植物性タンパク質を食べて『酵素』を食べると体内で動物性タンパク質に変性するのよ

 3つぶん殴りたい。

 1.植物性タンパク質を食べて『酵素』を食べると

 タンパク質と酵素を分けんな。

 2.体内で動物性タンパク質に

 アミノ酸になるんだわ。胃で分解されるからさ。あ、分解されたアミノ酸から筋肉が出来ることを動物性タンパク質と言っているなら100万歩くらい譲って100点満点の0.3点くらいあげてもいいけど、「豚肉食ったら豚になる」と同じくらいのレベルのこと言ってると思います。

 ちなみに、酵素って超微量でバカみたいに効きます。
効果を実感出来るのは、中華あんかけかな。あんかけを食べてたら、最後シャバシャバになるでしょう。それは箸とかスプーンについている唾液の中に含まれている程度のアミラーゼが反応したからです。あれくらいの量で効きます。なので、食品に仮に酵素があったとして、ごくごく微量しか含まれていません。

3.変性するのよ

 これが一番許せねェーッ!
 よく知らないのがガンガン伝わってくる文章の中に、変性という酵素特有の特徴を間違った文脈で使ってきたのが一番許せない。あと最後の絵文字も許せん。

 変性とは、酵素の形が変化することを言います。酵素がタンパク質で出来ている話はもう耳タコでしょうが、その構造は非常に緻密な立体構造によって成り立っており、それが上の方で述べた基質特異性と反応特異性に寄与しています。

 この立体構造は熱やpHなどにより変化します。
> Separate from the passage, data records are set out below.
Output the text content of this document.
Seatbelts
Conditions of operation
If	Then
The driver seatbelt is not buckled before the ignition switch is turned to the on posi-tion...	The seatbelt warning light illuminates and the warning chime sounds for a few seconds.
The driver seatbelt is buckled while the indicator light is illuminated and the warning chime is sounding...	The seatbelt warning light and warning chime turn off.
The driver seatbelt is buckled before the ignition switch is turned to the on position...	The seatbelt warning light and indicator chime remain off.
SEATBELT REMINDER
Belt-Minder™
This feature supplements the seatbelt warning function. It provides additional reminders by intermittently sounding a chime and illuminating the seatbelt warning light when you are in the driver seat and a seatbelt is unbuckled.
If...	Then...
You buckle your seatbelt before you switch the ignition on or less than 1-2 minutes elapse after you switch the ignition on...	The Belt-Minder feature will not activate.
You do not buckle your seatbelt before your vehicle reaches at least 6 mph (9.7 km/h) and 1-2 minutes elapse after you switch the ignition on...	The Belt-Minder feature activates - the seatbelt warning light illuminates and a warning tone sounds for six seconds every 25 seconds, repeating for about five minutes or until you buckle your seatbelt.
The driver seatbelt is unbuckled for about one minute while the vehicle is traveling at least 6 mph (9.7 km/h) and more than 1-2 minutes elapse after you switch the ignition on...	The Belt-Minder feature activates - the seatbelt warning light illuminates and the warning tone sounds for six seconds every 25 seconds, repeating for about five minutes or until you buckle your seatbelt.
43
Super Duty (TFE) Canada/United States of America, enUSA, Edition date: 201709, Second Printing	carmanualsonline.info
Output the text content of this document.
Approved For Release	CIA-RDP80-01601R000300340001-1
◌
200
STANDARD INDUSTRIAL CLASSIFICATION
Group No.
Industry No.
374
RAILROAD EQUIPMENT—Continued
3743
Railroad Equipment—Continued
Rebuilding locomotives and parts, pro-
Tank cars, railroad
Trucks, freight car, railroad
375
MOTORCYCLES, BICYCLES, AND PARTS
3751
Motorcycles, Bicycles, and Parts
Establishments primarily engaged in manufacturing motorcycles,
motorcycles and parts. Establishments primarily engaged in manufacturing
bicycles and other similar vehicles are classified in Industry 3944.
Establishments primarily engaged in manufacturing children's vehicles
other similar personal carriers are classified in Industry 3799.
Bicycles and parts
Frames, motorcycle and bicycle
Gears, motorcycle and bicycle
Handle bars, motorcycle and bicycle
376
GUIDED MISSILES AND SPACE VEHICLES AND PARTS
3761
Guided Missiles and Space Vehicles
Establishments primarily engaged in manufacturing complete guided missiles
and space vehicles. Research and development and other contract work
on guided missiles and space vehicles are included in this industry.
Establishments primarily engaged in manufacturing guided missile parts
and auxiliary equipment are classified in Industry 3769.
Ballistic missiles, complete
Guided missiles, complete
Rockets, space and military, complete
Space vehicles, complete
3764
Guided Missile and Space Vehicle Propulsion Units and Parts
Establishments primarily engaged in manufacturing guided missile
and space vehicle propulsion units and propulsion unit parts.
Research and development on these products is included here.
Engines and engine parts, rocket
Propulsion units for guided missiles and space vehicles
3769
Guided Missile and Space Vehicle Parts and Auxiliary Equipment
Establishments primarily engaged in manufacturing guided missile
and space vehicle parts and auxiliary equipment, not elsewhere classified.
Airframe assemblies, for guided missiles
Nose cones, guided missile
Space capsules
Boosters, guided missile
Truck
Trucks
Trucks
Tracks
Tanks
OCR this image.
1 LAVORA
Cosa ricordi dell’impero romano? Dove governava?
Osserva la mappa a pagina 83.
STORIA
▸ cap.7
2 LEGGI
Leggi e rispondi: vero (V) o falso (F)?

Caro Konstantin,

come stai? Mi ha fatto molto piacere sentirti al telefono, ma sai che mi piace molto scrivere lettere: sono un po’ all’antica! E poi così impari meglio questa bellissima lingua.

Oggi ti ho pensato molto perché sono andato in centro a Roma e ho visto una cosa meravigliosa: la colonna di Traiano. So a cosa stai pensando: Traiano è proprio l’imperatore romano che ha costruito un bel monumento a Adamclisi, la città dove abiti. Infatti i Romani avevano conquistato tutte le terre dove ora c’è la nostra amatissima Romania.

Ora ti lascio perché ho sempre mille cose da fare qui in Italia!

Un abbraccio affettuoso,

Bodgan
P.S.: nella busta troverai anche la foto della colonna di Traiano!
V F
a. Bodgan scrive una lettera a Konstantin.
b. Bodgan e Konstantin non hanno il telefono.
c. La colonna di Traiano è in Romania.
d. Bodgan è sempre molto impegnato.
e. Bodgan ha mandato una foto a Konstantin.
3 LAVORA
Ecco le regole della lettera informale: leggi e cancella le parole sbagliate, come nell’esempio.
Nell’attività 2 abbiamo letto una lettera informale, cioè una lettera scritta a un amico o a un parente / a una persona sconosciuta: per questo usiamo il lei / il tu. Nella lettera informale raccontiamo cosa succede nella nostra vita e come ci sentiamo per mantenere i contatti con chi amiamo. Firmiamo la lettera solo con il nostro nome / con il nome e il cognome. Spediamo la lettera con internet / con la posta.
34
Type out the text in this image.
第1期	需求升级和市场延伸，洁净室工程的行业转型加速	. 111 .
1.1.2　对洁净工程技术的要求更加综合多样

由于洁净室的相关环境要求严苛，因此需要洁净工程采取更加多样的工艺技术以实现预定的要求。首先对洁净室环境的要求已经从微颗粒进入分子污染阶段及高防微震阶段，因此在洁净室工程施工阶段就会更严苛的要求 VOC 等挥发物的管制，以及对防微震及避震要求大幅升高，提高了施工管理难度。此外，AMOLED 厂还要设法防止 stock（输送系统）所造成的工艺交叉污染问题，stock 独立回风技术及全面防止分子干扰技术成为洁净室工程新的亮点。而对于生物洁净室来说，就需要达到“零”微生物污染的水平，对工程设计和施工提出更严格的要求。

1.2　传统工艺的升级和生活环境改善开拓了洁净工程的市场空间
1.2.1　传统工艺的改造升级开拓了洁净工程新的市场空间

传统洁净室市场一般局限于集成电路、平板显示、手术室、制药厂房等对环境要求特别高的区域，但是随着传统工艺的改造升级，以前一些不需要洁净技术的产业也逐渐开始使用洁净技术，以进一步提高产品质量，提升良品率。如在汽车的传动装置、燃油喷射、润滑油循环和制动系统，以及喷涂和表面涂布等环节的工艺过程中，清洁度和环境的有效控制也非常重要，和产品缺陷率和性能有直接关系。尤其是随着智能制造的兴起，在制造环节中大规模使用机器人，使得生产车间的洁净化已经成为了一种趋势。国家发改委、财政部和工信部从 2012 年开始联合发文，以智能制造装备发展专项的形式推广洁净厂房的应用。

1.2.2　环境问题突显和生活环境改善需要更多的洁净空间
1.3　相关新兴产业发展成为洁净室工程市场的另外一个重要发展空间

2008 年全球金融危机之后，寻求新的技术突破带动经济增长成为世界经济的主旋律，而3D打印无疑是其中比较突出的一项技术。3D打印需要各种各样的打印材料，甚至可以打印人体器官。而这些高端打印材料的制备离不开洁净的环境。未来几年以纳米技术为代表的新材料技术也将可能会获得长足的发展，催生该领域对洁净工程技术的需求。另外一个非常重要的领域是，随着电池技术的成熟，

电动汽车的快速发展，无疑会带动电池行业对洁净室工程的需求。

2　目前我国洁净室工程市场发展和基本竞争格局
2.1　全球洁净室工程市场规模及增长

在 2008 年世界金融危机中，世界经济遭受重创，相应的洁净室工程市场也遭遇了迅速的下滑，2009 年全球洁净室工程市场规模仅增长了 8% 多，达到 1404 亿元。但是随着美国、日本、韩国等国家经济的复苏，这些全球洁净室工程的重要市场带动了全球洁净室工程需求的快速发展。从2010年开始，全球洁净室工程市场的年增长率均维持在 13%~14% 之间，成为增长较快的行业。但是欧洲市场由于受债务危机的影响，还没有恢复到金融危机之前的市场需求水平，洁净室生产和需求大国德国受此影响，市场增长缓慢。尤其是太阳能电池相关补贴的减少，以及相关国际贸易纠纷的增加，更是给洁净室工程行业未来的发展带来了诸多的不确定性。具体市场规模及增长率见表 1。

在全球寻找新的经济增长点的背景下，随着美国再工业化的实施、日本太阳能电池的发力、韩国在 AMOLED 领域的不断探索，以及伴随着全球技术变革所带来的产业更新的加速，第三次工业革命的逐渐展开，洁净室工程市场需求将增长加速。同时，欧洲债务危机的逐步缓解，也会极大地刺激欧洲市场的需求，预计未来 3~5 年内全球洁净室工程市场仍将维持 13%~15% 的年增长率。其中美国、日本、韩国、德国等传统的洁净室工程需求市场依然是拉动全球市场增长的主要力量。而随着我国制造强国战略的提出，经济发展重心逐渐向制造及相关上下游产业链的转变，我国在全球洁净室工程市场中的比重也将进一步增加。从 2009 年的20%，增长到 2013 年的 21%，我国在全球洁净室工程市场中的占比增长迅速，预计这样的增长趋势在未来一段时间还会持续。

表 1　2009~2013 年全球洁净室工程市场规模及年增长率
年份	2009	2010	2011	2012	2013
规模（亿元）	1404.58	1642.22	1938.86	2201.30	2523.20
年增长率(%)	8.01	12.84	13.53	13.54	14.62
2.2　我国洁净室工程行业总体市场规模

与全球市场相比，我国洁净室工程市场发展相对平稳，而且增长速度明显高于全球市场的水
これを変性と言います。多くのケースでは変性すると反応性が悪くなったり、反応性が無くなったりします。

 だから、単に変わることを変性っていうんじゃないのです。その酵素の機能が変化する(多くの場合低下する)ことを言うのです。あー腹立つ。

『酵素』とは漬物のこと!

 タンパク質から出来ている触媒のことです。

野菜酵素ってなんなんだろう

 本件どれだけ僕がイライラしてたかは伝わったと思いますが、こうした言説が出てくる背景に野菜酵素なるものがあると思ってるんですよね。
 野菜酵素ってなんなんだろう。

 こういうのとか見ると、野菜を発酵させたものをなんか野菜酵素って言ってる節があるのよね。
 それって青汁じゃないの?

 だいたい、植物のタンパク質量なんてたかが知れてるわけで、しかも野菜に含まれている酵素(ごくごく微量)を摂取したところでそれはアミノ酸になるだけで、何の効果もないんですよ。「酵素が足りてるか心配」(これもちなみにクソ意味わかんないですからね)とか言うんだったらステーキ食えステーキ。
 お通じが良くなった? 多分食物繊維のおかげだと思うよ。

 ただの発酵物に「酵素」なんてつけたからおかしくなってる。大体酵素って「発酵の素」と思われてたから酵素なのであって、それ「発酵の素」じゃなくて「発酵した後の生成物」じゃん。

酵素はメチャクチャ面白いし奥が深い

 ちなみに、酵素の話ってメチャクチャ面白いです。僕に酵素の話させたら何時間でも語ります。なんたって生体活動にも、産業用途にも、ありとあらゆるところで酵素は活用されているからです。
 あなたが食べている食品も、酵素反応を使っているものがほとんどです。

 あーすっきりした。
 この辺りもいずれnoteで書いていきたいと思いますので、よろしくお願いします。